The Shanghai market was hardest hit, losing 2.16 percent with the additional impact of infrastructure concerns following a fatal high-speed train crash on the weekend.
The dollar slumped it to its lowest level against the yen since Japan's devastating earthquake and tsunami in March.
In Europe, U.K. banks were sold off as London's FTSE 100 opened 0.6 percent lower at 5898.51. Frankfurt's DAX dropped 0.7 percent and Paris's CAC-40 lost 0.7 percent.
After weeks of agonizing talks, President Barack Obama has been unable to convince Republican leaders that a "grand bargain" on long-term deficit reduction must include tax increases on the rich as well as spending cuts for the poor.
The Republican majority in the lower House have said they will not agree to raise the limit on the country's debt, now totaling $14.3 trillion, to allow the government to service its debts without a deal on the deficit.
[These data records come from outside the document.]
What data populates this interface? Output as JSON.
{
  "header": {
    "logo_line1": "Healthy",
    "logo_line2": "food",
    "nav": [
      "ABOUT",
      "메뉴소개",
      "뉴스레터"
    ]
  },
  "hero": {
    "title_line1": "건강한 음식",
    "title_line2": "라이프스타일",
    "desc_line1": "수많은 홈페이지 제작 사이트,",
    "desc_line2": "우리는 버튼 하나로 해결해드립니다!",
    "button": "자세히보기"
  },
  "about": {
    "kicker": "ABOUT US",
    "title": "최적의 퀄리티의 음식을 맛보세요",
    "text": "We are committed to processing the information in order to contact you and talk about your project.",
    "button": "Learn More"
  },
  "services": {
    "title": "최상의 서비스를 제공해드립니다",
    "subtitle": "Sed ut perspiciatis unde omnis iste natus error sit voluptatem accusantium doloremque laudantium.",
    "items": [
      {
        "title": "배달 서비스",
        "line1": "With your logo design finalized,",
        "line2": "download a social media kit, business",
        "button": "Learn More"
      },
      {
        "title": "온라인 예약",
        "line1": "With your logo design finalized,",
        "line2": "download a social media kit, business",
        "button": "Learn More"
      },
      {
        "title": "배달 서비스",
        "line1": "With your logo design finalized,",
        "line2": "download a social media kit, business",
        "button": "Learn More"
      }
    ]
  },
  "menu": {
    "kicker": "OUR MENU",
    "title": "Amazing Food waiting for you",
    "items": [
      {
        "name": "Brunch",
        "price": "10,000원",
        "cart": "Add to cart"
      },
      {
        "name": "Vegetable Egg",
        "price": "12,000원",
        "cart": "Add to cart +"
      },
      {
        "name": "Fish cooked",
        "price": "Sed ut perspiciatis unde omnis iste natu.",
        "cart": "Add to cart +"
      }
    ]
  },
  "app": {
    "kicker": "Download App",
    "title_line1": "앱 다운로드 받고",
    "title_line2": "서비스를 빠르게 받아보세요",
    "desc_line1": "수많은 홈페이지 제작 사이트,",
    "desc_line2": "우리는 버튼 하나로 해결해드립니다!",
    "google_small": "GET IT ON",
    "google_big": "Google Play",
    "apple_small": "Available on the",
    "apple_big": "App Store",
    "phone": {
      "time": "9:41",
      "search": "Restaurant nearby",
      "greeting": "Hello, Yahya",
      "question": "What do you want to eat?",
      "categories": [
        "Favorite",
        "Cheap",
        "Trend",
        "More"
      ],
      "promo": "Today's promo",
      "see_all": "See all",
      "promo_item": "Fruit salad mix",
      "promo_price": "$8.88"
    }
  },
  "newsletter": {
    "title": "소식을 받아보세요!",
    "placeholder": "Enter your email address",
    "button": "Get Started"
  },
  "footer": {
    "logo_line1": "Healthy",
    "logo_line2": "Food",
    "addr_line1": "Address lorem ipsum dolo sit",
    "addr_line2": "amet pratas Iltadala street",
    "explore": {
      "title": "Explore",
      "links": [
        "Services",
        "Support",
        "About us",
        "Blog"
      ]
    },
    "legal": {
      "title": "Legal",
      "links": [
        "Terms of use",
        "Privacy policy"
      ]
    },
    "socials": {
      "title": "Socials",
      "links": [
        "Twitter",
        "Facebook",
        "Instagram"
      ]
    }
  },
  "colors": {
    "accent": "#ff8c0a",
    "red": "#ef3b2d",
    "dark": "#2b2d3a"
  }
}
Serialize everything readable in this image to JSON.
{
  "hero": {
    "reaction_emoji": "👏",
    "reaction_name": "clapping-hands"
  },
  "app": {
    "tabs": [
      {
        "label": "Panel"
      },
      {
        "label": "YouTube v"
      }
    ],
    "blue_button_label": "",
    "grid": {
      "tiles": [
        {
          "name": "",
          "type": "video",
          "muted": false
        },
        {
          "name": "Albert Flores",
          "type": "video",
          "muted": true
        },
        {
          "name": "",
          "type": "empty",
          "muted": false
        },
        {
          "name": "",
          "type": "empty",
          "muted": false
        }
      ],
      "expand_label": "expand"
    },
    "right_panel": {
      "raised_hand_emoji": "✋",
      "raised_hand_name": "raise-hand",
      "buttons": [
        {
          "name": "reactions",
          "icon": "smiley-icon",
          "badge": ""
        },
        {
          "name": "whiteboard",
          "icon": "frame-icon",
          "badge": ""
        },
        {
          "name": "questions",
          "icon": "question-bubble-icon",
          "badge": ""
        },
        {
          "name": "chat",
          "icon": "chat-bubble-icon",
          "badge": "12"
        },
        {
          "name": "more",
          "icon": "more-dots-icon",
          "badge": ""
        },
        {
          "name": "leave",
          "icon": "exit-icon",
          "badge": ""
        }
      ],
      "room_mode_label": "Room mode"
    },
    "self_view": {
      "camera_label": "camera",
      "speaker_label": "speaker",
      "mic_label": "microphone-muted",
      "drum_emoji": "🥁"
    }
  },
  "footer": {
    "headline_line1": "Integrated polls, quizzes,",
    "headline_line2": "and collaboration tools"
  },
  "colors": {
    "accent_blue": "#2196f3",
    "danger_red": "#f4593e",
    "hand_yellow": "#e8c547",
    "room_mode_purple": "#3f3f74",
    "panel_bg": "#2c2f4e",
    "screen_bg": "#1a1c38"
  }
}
Economists including Federal Reserve Chairman Ben Bernanke have warned of catastrophic consequences for the world economy, and U.S. credit worthiness, in the event the world's richest economy defaults.
The stalemate only hardened over the weekend when chief Republican negotiator John Boehner refused to return Obama's telephone calls.
Despite Monday's market turmoil, many analysts still believe neither side will allow a default.
Dariusz Kowalczyk, a senior economist and strategist at Credit Agricole CIB, told AFP: "With a week still to go, I think the general sentiment is that there could be many solutions. I expect a deal could be reached before August 2."